It was the dawn of Christmas eve, and poor Snugglebear was not with Cuddlefish. Although he would have had it another way if he could, the grasp of his employer had him in their clutches for the next eight hours.


Fighting it was out of question, so the best thing was to carry on with the time that they had. Preparations were necessary that night, for dinner with the entire fishy family was soon upon them. How ironic, though, that picking up Cuddlefish's older Sisterfish was in the vicinity of Snugglebear's workplace.


The hours that were given to Snugglebear made it very hard for him to make it to dinner on time with the fishes. For the meantime though, Snugglebears workplace provided him with an all-you-can-take buffet of the days leftover spoils. Whatever he could get a hold of and bring home, he did his best to make it happen.

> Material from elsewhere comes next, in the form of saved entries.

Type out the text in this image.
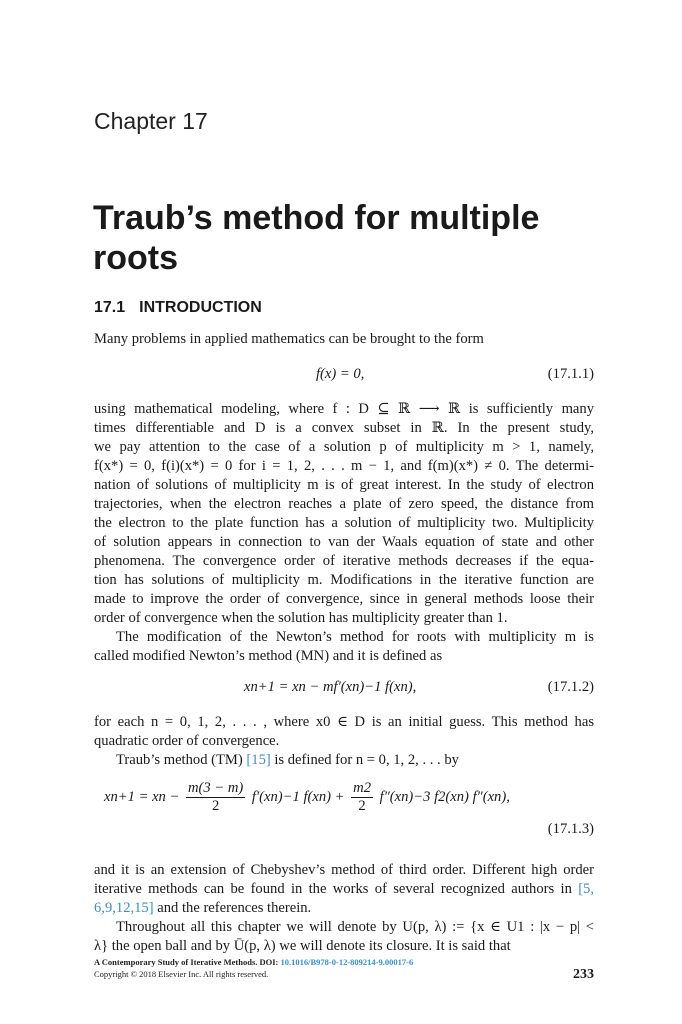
Chapter 17
Traub’s method for multiple roots
17.1 INTRODUCTION

Many problems in applied mathematics can be brought to the form

f(x) = 0,	(17.1.1)
using mathematical modeling, where f : D ⊆ ℝ ⟶ ℝ is sufficiently many
times differentiable and D is a convex subset in ℝ. In the present study,
we pay attention to the case of a solution p of multiplicity m > 1, namely,
f(x*) = 0, f(i)(x*) = 0 for i = 1, 2, . . . m − 1, and f(m)(x*) ≠ 0. The determi-
nation of solutions of multiplicity m is of great interest. In the study of electron
trajectories, when the electron reaches a plate of zero speed, the distance from
the electron to the plate function has a solution of multiplicity two. Multiplicity
of solution appears in connection to van der Waals equation of state and other
phenomena. The convergence order of iterative methods decreases if the equa-
tion has solutions of multiplicity m. Modifications in the iterative function are
made to improve the order of convergence, since in general methods loose their
order of convergence when the solution has multiplicity greater than 1.
The modification of the Newton’s method for roots with multiplicity m is
called modified Newton’s method (MN) and it is defined as
xn+1 = xn − mf′(xn)−1 f(xn),	(17.1.2)
for each n = 0, 1, 2, . . . , where x0 ∈ D is an initial guess. This method has
quadratic order of convergence.
Traub’s method (TM) [15] is defined for n = 0, 1, 2, . . . by
xn+1 = xn − $\frac{m(3 - m)}{2} f'(xn)-1$ $f(xn) + \frac{m2}{2} f''(xn)-3$ f2(xn) f″(xn),
(17.1.3)
and it is an extension of Chebyshev’s method of third order. Different high order
iterative methods can be found in the works of several recognized authors in [5,
6,9,12,15] and the references therein.
Throughout all this chapter we will denote by U(p, λ) := {x ∈ U1 : |x − p| <
λ} the open ball and by Ū(p, λ) we will denote its closure. It is said that
A Contemporary Study of Iterative Methods. DOI: 10.1016/B978-0-12-809214-9.00017-6
Copyright © 2018 Elsevier Inc. All rights reserved.	233
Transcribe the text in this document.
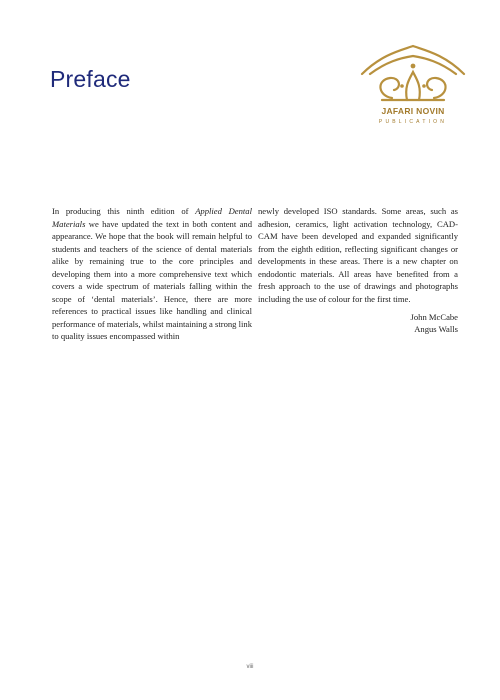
Preface
JAFARI NOVIN
PUBLICATION

In producing this ninth edition of Applied Dental Materials we have updated the text in both content and appearance. We hope that the book will remain helpful to students and teachers of the science of dental materials alike by remaining true to the core principles and developing them into a more comprehensive text which covers a wide spectrum of materials falling within the scope of ‘dental materials’. Hence, there are more references to practical issues like handling and clinical performance of materials, whilst maintaining a strong link to quality issues encompassed within

newly developed ISO standards. Some areas, such as adhesion, ceramics, light activation technology, CAD-CAM have been developed and expanded significantly from the eighth edition, reflecting significant changes or developments in these areas. There is a new chapter on endodontic materials. All areas have benefited from a fresh approach to the use of drawings and photographs including the use of colour for the first time.

John McCabe
Angus Walls
viii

Of course, not without getting a bite first.

A hungry bear at a dinner with a family of fishes can be quite nerve racking.

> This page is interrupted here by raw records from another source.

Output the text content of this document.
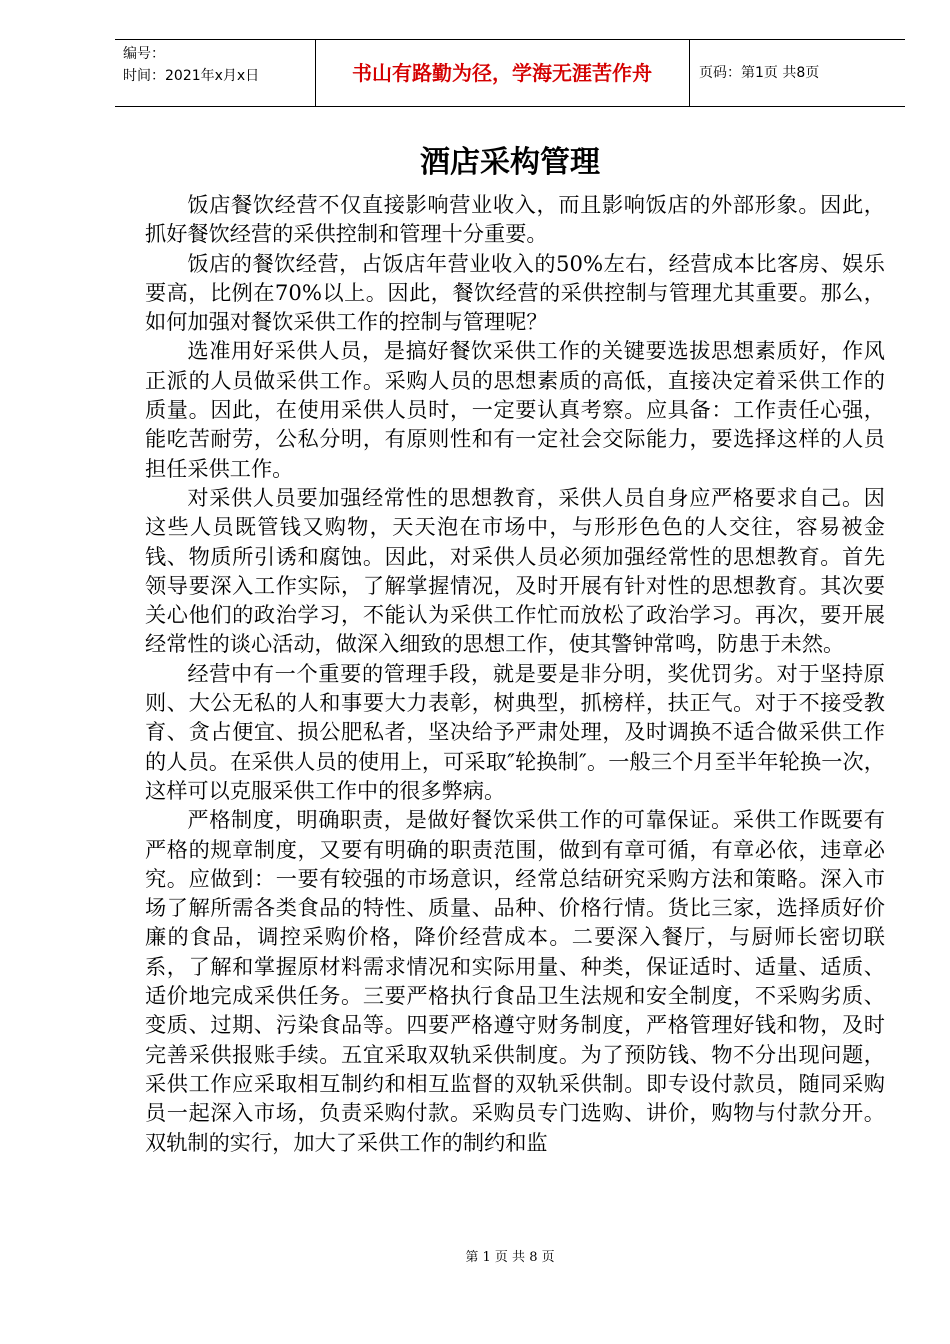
编号：
时间：2021年x月x日	书山有路勤为径，学海无涯苦作舟	页码：第1页 共8页
酒店采构管理

饭店餐饮经营不仅直接影响营业收入，而且影响饭店的外部形象。因此，抓好餐饮经营的采供控制和管理十分重要。

饭店的餐饮经营，占饭店年营业收入的50%左右，经营成本比客房、娱乐要高，比例在70%以上。因此，餐饮经营的采供控制与管理尤其重要。那么，如何加强对餐饮采供工作的控制与管理呢？

选准用好采供人员，是搞好餐饮采供工作的关键要选拔思想素质好，作风正派的人员做采供工作。采购人员的思想素质的高低，直接决定着采供工作的质量。因此，在使用采供人员时，一定要认真考察。应具备：工作责任心强，能吃苦耐劳，公私分明，有原则性和有一定社会交际能力，要选择这样的人员担任采供工作。

对采供人员要加强经常性的思想教育，采供人员自身应严格要求自己。因这些人员既管钱又购物，天天泡在市场中，与形形色色的人交往，容易被金钱、物质所引诱和腐蚀。因此，对采供人员必须加强经常性的思想教育。首先领导要深入工作实际，了解掌握情况，及时开展有针对性的思想教育。其次要关心他们的政治学习，不能认为采供工作忙而放松了政治学习。再次，要开展经常性的谈心活动，做深入细致的思想工作，使其警钟常鸣，防患于未然。

经营中有一个重要的管理手段，就是要是非分明，奖优罚劣。对于坚持原则、大公无私的人和事要大力表彰，树典型，抓榜样，扶正气。对于不接受教育、贪占便宜、损公肥私者，坚决给予严肃处理，及时调换不适合做采供工作的人员。在采供人员的使用上，可采取″轮换制″。一般三个月至半年轮换一次，这样可以克服采供工作中的很多弊病。

严格制度，明确职责，是做好餐饮采供工作的可靠保证。采供工作既要有严格的规章制度，又要有明确的职责范围，做到有章可循，有章必依，违章必究。应做到：一要有较强的市场意识，经常总结研究采购方法和策略。深入市场了解所需各类食品的特性、质量、品种、价格行情。货比三家，选择质好价廉的食品，调控采购价格，降价经营成本。二要深入餐厅，与厨师长密切联系，了解和掌握原材料需求情况和实际用量、种类，保证适时、适量、适质、适价地完成采供任务。三要严格执行食品卫生法规和安全制度，不采购劣质、变质、过期、污染食品等。四要严格遵守财务制度，严格管理好钱和物，及时完善采供报账手续。五宜采取双轨采供制度。为了预防钱、物不分出现问题，采供工作应采取相互制约和相互监督的双轨采供制。即专设付款员，随同采购员一起深入市场，负责采购付款。采购员专门选购、讲价，购物与付款分开。双轨制的实行，加大了采供工作的制约和监

第 1 页 共 8 页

Today's ALOD is a prime example of why you shouldn't make a website about your relationship, especially if you are a 20-something retarded manchild. The entire site illustrates what I believe is a desperate, yet totally infatuated human being's dates with what I am assuming is another human being. They could both be stuffed animals. I am not sure. What I am sure of, is that putting your "Dating Budget" up online for the world to see is the best way to show bad your dating life really is. Especially when you preface it with "And to avoid Cuddlefish abusing the fund, one redemption is allowed per week.", followed by an elaborate chart detailing its score system.